I'll never speak about a specific case, and I don't know the details of the case you're speaking of, from a medical point of view.
In general, we have a robust Role 3 hospital in Kandahar. We have mental health professionals; the Americans have taken over. We absolutely train our leaders. If the leaders are concerned about members, they bring them in themselves, and that's so refreshing. It's music to the ears of a mental health professional if a sergeant or a warrant officer will say, “I'm worried about my guys, doctor. Can you see them?”
There's a suicide assessment. Nothing is perfect. You do your best training. You do your best to assess risk, to assess fatality. In a war zone, where people have weapons, the risk is higher. We will keep the person, restrain the person. We'll take his weapon away.
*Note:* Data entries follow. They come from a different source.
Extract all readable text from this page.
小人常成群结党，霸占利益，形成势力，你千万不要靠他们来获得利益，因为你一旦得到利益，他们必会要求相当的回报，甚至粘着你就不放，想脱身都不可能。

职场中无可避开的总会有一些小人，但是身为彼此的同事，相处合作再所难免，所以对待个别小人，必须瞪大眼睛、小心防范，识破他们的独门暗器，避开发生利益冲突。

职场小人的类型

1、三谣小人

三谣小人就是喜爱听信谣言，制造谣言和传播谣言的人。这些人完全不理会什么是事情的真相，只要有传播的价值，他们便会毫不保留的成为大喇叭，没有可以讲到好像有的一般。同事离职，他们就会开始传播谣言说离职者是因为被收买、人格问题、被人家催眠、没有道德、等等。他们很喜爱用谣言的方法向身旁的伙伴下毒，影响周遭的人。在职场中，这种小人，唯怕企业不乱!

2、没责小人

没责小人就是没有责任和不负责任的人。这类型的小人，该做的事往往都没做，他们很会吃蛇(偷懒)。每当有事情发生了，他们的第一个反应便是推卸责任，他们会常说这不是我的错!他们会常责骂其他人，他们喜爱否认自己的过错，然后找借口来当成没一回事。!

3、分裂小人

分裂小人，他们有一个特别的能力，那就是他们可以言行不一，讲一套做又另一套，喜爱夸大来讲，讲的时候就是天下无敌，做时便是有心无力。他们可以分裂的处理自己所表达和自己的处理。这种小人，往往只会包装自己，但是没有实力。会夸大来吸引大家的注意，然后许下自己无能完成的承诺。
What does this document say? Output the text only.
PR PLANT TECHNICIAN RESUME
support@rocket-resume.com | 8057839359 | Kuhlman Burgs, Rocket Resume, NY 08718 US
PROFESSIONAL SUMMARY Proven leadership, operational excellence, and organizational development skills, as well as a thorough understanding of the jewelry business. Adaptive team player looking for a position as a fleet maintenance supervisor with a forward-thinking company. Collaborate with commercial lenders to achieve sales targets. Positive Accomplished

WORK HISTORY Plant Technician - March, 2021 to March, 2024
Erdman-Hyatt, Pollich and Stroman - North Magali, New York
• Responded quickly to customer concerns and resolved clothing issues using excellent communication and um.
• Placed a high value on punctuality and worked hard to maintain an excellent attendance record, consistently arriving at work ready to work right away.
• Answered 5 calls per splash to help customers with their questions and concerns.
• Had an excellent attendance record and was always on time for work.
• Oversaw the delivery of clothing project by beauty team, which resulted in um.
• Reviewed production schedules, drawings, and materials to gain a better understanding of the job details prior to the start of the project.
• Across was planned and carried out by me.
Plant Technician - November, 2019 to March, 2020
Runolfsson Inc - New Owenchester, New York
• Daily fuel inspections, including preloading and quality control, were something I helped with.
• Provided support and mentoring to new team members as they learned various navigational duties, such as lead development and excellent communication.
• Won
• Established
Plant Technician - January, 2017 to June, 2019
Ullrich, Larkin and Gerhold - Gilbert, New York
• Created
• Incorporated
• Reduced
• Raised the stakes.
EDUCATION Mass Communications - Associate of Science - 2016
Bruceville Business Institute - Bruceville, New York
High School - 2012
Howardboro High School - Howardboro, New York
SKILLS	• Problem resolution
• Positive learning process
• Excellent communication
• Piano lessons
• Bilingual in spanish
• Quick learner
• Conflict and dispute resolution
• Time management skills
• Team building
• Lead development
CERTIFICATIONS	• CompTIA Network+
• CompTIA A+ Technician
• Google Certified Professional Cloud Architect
We will put him on a C-17 and send him to Landstuhl if we have to, tied to a stretcher, medicated. Again, nothing is perfect.
I feel for every case and feel for every mother who goes to the media. We have a heightened awareness. These aren't the soldiers of the Canadian Forces; these are the people who wear the same uniforms as us. These are my comrades in arms, not my patients.
There are systems in place. If somebody is worried, we say, “Come for help.” They get briefings on mental health. The chain of command knows they can't ever stop somebody from going for care. The chain of command is told to get them to the doctor, and we have our policies and procedures in place. Despite all that, people are still going to die from their physical wounds, and there will be people who are going to have mental illness and attempt suicide.